Earlier this summer I had an experience of using a service where one could pay to skip the queue when I visited family and friends in London with my family and we went to LEGOLAND. In LEGOLAND, which is not a life and death situation, there is a state of play where the rich children get to skip the queue ahead of the poor children. I was in a lucky position where I could have paid for my children to skip the queue but I decided I would not because I did not believe it was fair. For approximately £80 a day my children could have gone on all of the fairground rides before all of the other children. I left that place very angry that people could be treated like that.

I am in the lucky position that neither of my children, touch wood, are sick and I hope they will not be too sick in the future. We heard interesting figures from Deputy Ó Caoláin earlier that 80.7% of the health service is paid from the public purse yet 53% of the population are treated as second class citizens in that they will have other people jumping the queue ahead of them because apparently they are more important than other people.
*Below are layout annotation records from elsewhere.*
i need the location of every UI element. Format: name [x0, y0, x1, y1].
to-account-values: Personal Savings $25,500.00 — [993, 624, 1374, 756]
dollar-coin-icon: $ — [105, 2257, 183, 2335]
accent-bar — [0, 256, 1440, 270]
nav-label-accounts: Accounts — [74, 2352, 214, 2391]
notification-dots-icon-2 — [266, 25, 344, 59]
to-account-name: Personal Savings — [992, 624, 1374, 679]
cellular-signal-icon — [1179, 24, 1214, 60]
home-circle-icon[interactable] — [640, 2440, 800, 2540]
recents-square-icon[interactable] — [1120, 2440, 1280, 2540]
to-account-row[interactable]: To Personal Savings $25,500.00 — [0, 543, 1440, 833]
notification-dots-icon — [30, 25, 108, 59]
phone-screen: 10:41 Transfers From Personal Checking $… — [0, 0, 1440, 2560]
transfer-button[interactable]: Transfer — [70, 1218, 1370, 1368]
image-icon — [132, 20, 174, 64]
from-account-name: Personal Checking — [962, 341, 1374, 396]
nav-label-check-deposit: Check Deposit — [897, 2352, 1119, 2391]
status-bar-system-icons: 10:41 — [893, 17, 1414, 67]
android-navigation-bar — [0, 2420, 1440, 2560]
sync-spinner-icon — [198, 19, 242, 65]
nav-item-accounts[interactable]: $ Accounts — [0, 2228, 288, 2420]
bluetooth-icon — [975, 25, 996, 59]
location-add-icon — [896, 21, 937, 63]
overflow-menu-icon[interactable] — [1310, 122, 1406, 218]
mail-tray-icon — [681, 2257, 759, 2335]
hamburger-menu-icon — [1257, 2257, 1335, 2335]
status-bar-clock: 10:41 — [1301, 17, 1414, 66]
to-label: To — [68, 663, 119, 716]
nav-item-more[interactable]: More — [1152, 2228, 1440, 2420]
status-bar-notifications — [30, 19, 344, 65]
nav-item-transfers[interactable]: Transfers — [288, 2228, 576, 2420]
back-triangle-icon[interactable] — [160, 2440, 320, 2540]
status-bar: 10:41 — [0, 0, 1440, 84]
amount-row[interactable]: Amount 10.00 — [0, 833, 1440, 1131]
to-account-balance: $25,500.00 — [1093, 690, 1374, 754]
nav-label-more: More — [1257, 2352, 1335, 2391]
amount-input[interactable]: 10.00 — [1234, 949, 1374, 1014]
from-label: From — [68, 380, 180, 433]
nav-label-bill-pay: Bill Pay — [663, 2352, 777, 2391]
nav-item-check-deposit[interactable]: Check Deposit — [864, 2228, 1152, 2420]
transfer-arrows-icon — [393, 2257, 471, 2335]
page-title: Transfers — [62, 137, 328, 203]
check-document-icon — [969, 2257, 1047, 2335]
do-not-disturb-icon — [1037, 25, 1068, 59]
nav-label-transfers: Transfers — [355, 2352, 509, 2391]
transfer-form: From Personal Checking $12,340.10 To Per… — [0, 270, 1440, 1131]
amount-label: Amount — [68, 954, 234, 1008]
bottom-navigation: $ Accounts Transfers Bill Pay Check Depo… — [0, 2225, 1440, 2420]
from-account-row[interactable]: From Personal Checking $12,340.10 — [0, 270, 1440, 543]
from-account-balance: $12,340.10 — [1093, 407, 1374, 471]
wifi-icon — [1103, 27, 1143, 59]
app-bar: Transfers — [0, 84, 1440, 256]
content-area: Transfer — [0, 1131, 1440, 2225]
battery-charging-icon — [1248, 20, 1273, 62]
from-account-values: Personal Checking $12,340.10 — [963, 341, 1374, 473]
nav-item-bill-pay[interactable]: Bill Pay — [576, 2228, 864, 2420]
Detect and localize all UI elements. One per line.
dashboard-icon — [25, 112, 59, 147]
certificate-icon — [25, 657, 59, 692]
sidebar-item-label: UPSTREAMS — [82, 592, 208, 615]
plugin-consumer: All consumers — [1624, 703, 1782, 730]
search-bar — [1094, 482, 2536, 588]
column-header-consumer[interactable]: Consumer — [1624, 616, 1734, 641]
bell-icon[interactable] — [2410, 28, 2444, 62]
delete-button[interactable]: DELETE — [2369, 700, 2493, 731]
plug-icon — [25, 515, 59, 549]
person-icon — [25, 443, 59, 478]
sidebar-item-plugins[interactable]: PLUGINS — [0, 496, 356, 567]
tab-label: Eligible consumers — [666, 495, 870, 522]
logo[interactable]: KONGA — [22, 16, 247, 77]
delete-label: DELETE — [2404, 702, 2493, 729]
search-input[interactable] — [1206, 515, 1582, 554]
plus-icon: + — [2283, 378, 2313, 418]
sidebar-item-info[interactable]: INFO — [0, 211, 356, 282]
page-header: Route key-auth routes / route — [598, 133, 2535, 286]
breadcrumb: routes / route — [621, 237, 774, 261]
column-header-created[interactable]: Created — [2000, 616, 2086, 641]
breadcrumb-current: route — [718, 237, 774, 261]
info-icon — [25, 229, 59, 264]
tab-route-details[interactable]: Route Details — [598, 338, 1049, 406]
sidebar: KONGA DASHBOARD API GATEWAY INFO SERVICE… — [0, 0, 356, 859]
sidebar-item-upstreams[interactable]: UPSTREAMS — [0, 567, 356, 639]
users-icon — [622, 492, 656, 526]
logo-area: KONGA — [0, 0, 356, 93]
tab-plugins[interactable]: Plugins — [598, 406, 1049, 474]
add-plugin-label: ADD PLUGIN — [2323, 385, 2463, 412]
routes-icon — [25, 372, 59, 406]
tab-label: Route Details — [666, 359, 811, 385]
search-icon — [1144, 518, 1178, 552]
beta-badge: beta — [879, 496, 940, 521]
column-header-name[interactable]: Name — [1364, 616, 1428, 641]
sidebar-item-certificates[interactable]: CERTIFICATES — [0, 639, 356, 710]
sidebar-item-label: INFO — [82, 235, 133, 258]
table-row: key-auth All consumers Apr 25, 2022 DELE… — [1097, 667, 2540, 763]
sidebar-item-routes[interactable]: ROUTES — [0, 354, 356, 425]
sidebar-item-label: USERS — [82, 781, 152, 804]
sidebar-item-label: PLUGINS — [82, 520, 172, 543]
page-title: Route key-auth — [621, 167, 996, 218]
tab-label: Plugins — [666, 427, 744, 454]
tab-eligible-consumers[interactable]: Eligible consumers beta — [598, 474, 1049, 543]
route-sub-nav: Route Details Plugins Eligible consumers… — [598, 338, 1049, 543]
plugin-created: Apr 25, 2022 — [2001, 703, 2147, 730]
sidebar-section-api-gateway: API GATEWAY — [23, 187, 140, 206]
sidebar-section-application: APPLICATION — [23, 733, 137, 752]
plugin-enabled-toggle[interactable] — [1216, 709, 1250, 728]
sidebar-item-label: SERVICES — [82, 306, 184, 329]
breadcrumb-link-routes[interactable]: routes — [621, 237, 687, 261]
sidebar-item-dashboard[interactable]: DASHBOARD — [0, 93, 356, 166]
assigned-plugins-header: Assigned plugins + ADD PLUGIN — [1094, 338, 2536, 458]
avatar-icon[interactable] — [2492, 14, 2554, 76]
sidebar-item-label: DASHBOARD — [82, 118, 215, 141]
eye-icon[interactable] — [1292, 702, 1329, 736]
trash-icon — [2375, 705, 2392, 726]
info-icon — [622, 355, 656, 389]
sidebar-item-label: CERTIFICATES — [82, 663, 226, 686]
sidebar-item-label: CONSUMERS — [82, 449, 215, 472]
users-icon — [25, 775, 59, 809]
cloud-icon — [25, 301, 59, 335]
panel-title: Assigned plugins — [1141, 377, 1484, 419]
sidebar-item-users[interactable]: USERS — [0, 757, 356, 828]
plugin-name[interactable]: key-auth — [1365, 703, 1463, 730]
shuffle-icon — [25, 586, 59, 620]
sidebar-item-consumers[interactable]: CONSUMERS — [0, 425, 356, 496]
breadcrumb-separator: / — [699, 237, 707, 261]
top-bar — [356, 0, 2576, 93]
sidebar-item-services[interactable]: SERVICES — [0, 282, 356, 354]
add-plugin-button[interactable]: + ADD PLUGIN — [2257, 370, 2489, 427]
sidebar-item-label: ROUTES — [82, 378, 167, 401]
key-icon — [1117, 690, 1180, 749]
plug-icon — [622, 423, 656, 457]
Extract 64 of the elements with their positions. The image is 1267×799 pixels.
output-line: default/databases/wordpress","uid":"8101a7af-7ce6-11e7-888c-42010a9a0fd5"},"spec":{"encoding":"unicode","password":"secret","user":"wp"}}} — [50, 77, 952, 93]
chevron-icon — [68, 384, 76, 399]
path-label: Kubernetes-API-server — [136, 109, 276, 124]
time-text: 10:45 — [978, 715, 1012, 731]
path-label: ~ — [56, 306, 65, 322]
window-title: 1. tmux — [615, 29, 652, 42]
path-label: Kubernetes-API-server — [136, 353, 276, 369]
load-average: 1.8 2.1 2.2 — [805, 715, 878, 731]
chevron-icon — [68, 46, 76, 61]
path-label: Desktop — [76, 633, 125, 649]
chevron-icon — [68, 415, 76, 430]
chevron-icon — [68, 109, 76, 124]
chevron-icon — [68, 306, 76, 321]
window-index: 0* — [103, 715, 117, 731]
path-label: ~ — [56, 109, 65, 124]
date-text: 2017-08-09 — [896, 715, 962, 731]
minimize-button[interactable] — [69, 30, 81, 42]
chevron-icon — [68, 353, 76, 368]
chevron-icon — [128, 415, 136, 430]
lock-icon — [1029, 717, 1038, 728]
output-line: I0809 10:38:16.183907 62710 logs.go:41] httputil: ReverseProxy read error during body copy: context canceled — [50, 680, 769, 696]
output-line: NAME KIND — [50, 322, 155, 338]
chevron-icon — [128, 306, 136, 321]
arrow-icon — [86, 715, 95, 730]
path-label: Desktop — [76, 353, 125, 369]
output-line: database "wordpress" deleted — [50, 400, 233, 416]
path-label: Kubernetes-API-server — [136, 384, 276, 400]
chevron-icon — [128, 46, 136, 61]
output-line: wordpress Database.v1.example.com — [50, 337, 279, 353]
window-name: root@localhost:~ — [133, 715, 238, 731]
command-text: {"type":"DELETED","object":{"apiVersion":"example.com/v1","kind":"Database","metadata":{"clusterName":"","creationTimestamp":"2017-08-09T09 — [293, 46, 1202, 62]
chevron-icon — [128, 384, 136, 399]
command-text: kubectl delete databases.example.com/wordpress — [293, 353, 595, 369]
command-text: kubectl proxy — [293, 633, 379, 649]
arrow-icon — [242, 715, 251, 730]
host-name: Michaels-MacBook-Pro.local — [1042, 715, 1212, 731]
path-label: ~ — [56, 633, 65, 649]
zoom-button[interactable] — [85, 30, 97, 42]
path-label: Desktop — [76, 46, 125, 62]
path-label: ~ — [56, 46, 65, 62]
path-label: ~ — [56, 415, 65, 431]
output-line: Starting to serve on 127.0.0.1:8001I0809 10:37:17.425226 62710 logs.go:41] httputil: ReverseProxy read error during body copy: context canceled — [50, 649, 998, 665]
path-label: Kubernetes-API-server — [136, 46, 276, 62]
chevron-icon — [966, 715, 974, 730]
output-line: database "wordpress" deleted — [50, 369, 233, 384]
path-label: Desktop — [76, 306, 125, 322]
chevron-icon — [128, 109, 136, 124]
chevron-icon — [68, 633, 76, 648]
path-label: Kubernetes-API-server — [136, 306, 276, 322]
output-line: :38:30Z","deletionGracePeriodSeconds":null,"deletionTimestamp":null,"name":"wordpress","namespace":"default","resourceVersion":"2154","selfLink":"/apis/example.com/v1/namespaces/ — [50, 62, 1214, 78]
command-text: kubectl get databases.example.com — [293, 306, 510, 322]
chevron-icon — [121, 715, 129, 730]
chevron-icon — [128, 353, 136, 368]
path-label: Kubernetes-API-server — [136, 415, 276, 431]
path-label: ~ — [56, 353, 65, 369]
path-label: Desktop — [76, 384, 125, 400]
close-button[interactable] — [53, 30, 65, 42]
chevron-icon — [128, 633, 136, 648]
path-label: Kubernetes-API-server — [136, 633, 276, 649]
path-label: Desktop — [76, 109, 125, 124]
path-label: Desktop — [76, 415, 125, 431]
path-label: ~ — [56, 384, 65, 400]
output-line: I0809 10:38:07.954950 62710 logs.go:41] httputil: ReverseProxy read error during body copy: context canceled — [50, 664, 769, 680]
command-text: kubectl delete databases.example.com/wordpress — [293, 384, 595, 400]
I always understood that the Labour Party was a socialist party and the idea of socialism was that everyone is treated equally. It begs the question: what is equal about a situation where a poor child could potentially be left to die while a rich child gets to skip the queue? I cannot see how any socialist could stick by this form of socialism. It does not make sense, so I am left a little bit baffled on where socialism has gone, if it is about killing the poor and letting the rich live longer.